Re: [PATCH 0/3] Limit runaway reclaim due to watermark boosting

From: Andrew Morton
Date: Tue Feb 25 2020 - 21:51:33 EST


On Tue, 25 Feb 2020 14:15:31 +0000 Mel Gorman <mgorman@xxxxxxxxxxxxxxxxxxx> wrote:

> Ivan Babrou reported the following

http://lkml.kernel.org/r/CABWYdi1eOUD1DHORJxTsWPMT3BcZhz++xP1pXhT=x4SgxtgQZA@xxxxxxxxxxxxxx
is helpful.

> Commit 1c30844d2dfe ("mm: reclaim small amounts of memory when
> an external fragmentation event occurs") introduced undesired
> effects in our environment.
>
> * NUMA with 2 x CPU
> * 128GB of RAM
> * THP disabled
> * Upgraded from 4.19 to 5.4
>
> Before we saw free memory hover at around 1.4GB with no
> spikes. After the upgrade we saw some machines decide that they
> need a lot more than that, with frequent spikes above 10GB,
> often only on a single numa node.
>
> There have been a few reports recently that might be watermark boost
> related.

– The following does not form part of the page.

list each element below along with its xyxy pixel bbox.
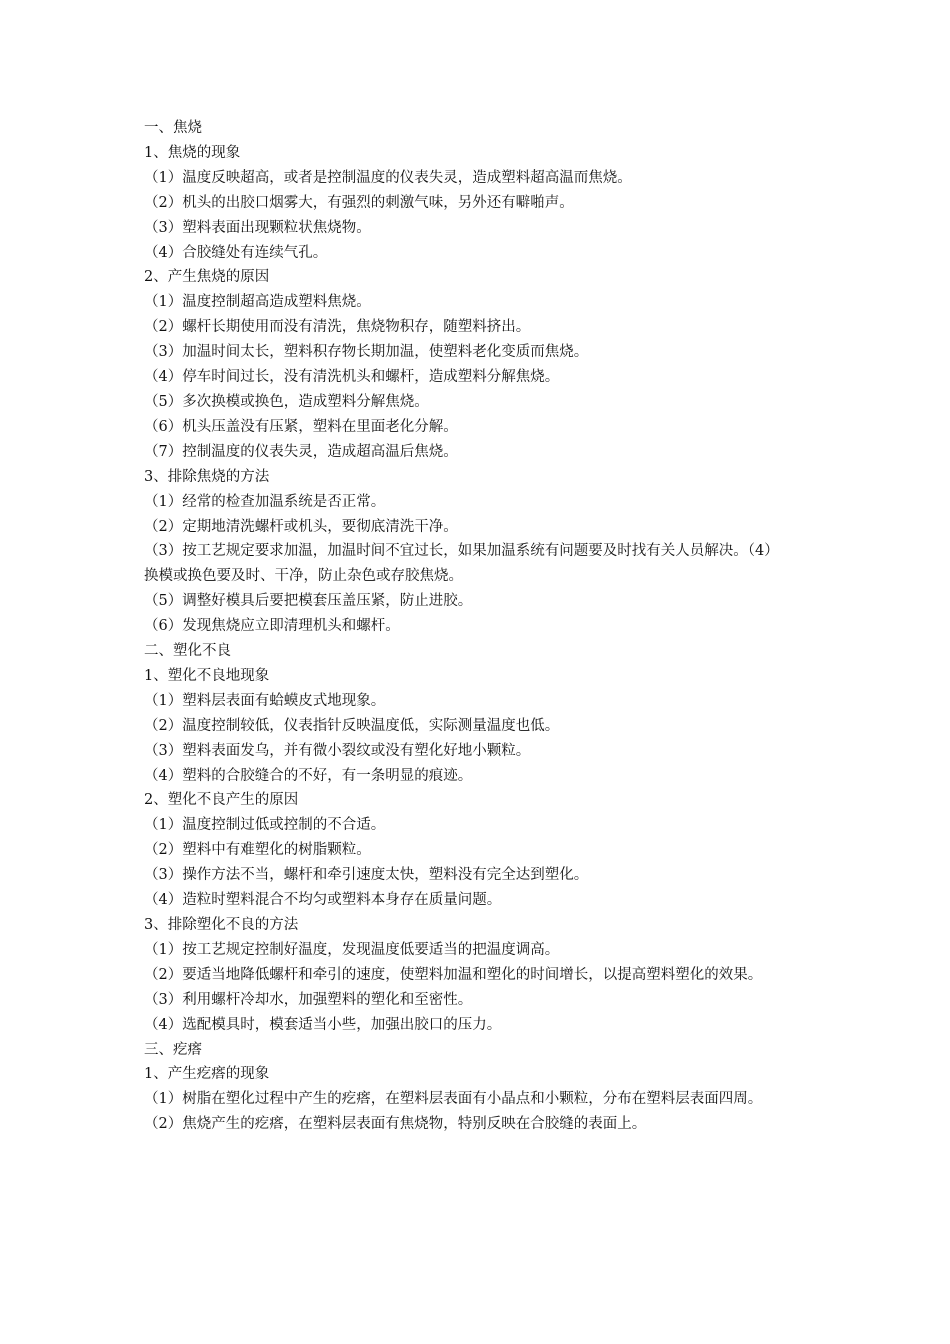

Unfortunately, finding someone that can reproduce the problem
> and test a patch has been problematic. This series intends to limit
> potential damage only.

It's problematic that we don't understand what's happening. And these
palliatives can only reduce our ability to do that.

Rik seems to have the means to reproduce this (or something similar)
and it seems Ivan can test patches three weeks hence. So how about a
debug patch which will help figure out what's going on in there?